Inhalt
Bart ist ein hochintelligenter junger Mann mit autistischen Zügen. Er arbeitet als Nachtportier in einem Hotel, wo er die Gäste heimlich über Kameras beobachtet, um ihr Verhalten zu studieren. Während seiner Nachtschicht wird eine Frau ermordet und Bart gerät unter dringenden Mordverdacht. Doch dessen ganze Aufmerksamkeit ist bereits bei einem neuen Hotelgast, der schönen und einfühlsamen Andrea, zu der er eine persönliche Bindung aufbaut. Eine Nähe, mit der er nicht umzugehen weiß ...
Kritik
Man kann sie natürlich nicht vergleichen, allerdings bietet es sich dennoch an, The Fanatic und The Night Clerk – Ich kann Dichsehen einer kleinen Gegenüberstellung zu unterziehen, obgleich die Gemeinsamkeiten (auf den ersten Blick) eher überschaubar ausfallen. Neben dem Umstand, dass beide Filme hierzulande ihre Auswertung nur im Heimkino erhalten haben, bildet jeweils ein autistischer Protagonist den Dreh- und Angelpunkt der Geschichte. War der von John Travolta (Pulp Fiction) verkörperte eine zutiefst tragische Persönlichkeit, die immer weiter fiel, je näher sie ihrem Traum gekommen ist, erweist sich Bart (Tye Sheridan, X-Men: Apocalypse) als jemand, der nicht bemitleidenswert, sondern vor allem einen Ausdruck von unbeholfener Wehmut mit sich bringt. Die Tonalität von The Night Clerk – Ich kann Dichsehen unterscheidet sich damit natürlich grundlegend.
Überraschend an The Night Clerk – Ich kann Dich sehen ist vor allem, dass Original Sin-Regisseur Michael Cristofer kaum Interesse an der Kriminalhandlung aufbringt, die er recht zügig etabliert. Stattdessen geht es dem Film vielmehr darum, sich seit mit seinem am Asperger-Syndrom leidenden Hauptakteurs zu nehmen und dem Zuschauer dadurch einen Einblick in die Lebensrealität des jungen Nachtportiers zu geben. Tye Sheridan, ein ohnehin hochinteressanter, immer wieder übergangener Schauspieler, der längst schon mit Mud seine wahnsinnige darstellerische Qualität unter Beweis gestellt hat, schafft es in diesem Fall sogar recht gut, seine Figur vor dem wilden Chargieren zu bewahren.
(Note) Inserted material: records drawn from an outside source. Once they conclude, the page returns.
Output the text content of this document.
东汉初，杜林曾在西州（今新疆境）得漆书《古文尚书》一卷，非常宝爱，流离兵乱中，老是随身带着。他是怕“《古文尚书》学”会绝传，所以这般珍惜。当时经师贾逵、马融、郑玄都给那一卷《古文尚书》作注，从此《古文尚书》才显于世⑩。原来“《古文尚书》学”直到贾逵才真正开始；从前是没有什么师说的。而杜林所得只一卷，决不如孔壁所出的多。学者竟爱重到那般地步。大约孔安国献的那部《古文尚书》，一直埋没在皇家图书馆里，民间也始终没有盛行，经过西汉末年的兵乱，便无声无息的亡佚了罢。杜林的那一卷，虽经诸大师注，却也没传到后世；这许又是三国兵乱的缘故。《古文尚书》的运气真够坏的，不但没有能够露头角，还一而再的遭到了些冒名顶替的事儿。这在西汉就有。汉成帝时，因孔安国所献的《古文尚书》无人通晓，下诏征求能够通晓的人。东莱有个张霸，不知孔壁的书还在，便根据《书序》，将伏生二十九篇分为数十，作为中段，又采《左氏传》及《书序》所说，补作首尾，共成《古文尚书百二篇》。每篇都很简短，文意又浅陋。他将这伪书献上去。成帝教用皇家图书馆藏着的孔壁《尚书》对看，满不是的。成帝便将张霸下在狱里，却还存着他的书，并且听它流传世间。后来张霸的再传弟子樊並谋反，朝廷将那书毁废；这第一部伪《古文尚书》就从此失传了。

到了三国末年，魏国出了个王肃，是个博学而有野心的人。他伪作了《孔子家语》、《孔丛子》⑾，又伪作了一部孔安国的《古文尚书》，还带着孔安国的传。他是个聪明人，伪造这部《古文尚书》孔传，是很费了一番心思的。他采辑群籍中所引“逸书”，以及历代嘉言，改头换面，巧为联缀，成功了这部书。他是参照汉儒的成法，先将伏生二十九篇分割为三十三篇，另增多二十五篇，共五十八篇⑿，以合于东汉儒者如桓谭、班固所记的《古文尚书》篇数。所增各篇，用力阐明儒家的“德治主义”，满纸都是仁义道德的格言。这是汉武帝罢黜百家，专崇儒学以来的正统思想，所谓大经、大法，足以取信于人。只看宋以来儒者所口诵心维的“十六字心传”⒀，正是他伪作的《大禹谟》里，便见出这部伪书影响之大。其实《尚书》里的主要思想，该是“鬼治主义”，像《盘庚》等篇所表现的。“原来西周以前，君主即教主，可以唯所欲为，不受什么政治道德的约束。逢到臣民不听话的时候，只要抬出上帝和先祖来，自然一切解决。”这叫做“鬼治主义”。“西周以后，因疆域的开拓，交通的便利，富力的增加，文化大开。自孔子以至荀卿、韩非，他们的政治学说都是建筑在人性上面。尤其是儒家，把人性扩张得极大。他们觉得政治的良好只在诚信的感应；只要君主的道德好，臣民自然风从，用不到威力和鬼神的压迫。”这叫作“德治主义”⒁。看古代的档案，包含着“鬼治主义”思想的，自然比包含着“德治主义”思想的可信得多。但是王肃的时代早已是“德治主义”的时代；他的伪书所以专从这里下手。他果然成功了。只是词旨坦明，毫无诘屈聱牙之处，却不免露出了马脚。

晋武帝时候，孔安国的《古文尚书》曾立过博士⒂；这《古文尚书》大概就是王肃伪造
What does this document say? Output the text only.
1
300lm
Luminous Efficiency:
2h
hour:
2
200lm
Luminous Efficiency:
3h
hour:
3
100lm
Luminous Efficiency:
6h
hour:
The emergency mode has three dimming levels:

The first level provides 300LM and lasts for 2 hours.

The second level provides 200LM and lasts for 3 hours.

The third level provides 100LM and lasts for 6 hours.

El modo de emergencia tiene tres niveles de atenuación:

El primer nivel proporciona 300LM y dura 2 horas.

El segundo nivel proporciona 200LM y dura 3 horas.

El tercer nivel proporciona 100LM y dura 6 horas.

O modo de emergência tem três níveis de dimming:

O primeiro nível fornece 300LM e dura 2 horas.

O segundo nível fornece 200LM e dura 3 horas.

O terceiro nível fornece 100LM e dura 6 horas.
Gerade durch das Zusammenspiel zwischen ihm und Ana de Armas (Knock Knock) gewinnt der Film eine angenehm zutrauliche Sanftmütigkeit, die die Zeit ein wenig still stehen lässt.
Fraglos aber bleibt The Night Clerk – Ich kann Dich sehen nehmen dem ausgiebigen Beobachten jener Annäherungen zwischen Tye Sheridan und Ana de Armas auch ein unausgewogener Thriller. Immer wieder wird darauf hingewiesen, dass Bart sein Leben nicht nur für Bildschirmen verbringt, sondern auch, dass er durch die versteckten Kameras, die seine Bildschirme füllen, am Leben auf seine Art und Weise teilnimmt. Martin Cristofer aber lässt dieses Element irgendwann vollkommen fallen, um gegen Ende ein relativ reißerisches Finale in die Wege zu leiten, in denen eben diese Kamera respektive deren Festplatten dann doch noch eine Rolle spielen dürfen (oder eben müssen). Hätte sich The Night Clerk – Ich kann Dich sehen über die volle Laufzeit darauf konzentriert, sich als Porträt zweier einsamer Seelen zu begreifen, hätte Michael Cristofer einen wirklich sehenswerten Film in Szene setzen können.
Fazit
Definitiv eine angenehme Überraschung, wenn auch wie für den DTV-Sektor üblich recht unausgewogen. Anstatt einen drögen Thriller in Szene setzen zu wollen, funktioniert der größtenteils entschleunigt erzählte "The Night Clerk – Ich kann Dich sehen" als Porträt sanfter Annäherungen zweier verlorener Seelen. Irgendwann aber wird sich Regisseur Michael Cirstofer gewahr, dass er hier auch einen Krimiplot umsetzen muss – und steht seinen eigentlichen Stärken damit etwa zu klar im Weg.